Family and friends of four young Palestinians abducted in Egypt in August 2015 and believed still to be detained by authorities there, at a rally calling for the men’s release in September 2015.APA images
Charlotte Silver-20 April 2017
It has been 20 months since four Palestinian young men from the occupied Gaza Strip were mysteriously abducted after entering Egypt’s Sinai Peninsula via Rafah crossing.
Egyptian authorities have not released any information about the young men’s whereabouts or condition, nor have they confirmed or denied whether the men are in their custody.
But reports over the last year strongly suggest that the Egyptian authorities have information about the men, who were low level members of Hamas’ military wing.
“Anguish and suffering”
Human Rights Watch is now demanding that Egyptian authorities release any information they have on the four men, including whether or not the government is holding them.
“Twenty months without contact with the missing men inflicts incalculable anguish and suffering on their families and friends,” the group’s Middle East director Sarah Leah Whitson said. “Egyptian authorities should come clean and reveal whether these four disappeared Palestinian men from Gaza are in their custody.”
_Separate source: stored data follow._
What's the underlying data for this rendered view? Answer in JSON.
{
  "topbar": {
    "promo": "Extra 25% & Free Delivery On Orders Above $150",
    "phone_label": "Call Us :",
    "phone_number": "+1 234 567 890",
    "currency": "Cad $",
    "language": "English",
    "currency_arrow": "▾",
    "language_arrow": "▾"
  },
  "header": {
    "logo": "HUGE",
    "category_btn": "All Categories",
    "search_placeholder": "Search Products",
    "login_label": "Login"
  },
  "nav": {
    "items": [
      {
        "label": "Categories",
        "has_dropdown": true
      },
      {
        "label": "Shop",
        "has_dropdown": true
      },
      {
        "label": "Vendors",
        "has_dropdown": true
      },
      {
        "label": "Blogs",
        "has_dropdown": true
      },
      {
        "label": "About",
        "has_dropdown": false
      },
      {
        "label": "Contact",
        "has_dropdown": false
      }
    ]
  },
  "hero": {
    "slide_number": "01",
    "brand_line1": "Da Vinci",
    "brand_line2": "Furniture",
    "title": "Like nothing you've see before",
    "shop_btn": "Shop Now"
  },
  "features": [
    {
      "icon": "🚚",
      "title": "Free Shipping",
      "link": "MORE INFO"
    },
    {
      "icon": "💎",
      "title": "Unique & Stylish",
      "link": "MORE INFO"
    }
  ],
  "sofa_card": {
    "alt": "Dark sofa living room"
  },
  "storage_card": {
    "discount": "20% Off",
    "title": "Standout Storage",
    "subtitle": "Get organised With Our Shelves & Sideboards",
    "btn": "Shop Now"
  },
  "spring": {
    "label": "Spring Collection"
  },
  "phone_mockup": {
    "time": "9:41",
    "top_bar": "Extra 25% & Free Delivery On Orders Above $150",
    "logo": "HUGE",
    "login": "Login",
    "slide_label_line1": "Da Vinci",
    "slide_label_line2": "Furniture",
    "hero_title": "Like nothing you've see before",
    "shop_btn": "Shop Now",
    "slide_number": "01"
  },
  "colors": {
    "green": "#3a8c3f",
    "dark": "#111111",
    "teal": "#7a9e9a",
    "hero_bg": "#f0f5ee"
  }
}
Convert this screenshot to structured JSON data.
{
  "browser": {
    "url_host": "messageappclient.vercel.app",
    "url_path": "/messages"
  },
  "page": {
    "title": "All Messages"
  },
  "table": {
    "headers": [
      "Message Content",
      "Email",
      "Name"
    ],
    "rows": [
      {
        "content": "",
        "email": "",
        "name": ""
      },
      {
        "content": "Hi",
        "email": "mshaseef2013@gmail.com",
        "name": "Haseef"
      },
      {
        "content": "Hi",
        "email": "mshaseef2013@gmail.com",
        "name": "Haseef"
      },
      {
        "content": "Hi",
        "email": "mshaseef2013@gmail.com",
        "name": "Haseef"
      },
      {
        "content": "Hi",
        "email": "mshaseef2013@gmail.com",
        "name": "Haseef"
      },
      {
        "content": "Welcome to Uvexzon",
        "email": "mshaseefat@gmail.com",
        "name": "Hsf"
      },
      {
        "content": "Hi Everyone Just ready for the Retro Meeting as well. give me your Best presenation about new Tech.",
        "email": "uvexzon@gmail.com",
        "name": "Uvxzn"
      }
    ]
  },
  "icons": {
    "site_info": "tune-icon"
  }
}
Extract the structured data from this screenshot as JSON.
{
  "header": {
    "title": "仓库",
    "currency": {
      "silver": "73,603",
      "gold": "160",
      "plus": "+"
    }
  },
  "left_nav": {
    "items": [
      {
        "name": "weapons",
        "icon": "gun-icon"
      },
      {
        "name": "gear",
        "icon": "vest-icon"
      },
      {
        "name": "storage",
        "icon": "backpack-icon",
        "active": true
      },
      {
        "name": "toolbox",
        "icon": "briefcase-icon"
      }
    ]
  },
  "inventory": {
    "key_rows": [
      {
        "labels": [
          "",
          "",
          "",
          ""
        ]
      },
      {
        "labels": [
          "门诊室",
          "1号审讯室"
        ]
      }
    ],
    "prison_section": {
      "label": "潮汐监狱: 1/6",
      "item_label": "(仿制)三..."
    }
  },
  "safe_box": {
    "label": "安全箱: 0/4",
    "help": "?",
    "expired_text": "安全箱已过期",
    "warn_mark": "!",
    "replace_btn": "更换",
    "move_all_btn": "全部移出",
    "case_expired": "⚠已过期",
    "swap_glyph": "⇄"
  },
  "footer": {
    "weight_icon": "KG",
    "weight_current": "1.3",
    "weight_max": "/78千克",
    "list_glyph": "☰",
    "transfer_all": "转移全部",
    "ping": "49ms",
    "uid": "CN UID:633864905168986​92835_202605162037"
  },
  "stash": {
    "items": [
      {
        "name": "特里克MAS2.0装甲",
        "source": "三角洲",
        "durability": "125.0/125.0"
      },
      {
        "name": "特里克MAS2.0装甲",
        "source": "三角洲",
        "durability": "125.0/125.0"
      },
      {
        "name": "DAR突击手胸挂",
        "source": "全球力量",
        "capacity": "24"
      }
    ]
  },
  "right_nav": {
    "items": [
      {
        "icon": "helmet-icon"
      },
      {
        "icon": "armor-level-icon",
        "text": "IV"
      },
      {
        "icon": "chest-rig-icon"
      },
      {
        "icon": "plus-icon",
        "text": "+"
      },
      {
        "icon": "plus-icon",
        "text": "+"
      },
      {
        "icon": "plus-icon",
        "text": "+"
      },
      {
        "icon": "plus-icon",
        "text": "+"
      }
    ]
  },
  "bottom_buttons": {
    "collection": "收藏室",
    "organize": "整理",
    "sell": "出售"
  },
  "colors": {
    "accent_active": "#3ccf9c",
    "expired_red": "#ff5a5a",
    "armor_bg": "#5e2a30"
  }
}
In a letter addressed to Egypt’s interior minister Magdy Abd al-Ghaffar on 13 April, Human Rights Watch said Egypt is required by its own criminal code and international law to acknowledge if the men are in its custody.
Under international law, refusal to acknowledge that a person has been detained and holding them incommunicado amounts to enforced disappearance, according to Human Rights Watch.
Since the Egyptian military removed President Muhammad Morsi in 2013 and army chief Abdulfattah al-Sisi seized power, thousands of his political opponents have been rounded up and jailed.
The Egyptian Commission for Rights and Freedoms documented the enforced disappearance by Egyptian police of 912 people between August 2015 and August 2016. Fifty-two remain disappeared.
Students and patients
Abdullah Abu Jabin, Abdeldayim Abu Libdah, Hussain al-Zibdah and Yasir Zannoun, all in their twenties and from different cities in the Gaza Strip, legally crossed into Egypt on 19 August 2015.
Once on Egyptian soil in the Sinai Peninsula, they telephoned their families. The men were headed to Cairo International Airport, from where they planned to fly to Turkey. Abu Jabin and Abu Libdah were travelling for school and al-Zibdah and Zannoun for medical care, their families told Human Rights Watch.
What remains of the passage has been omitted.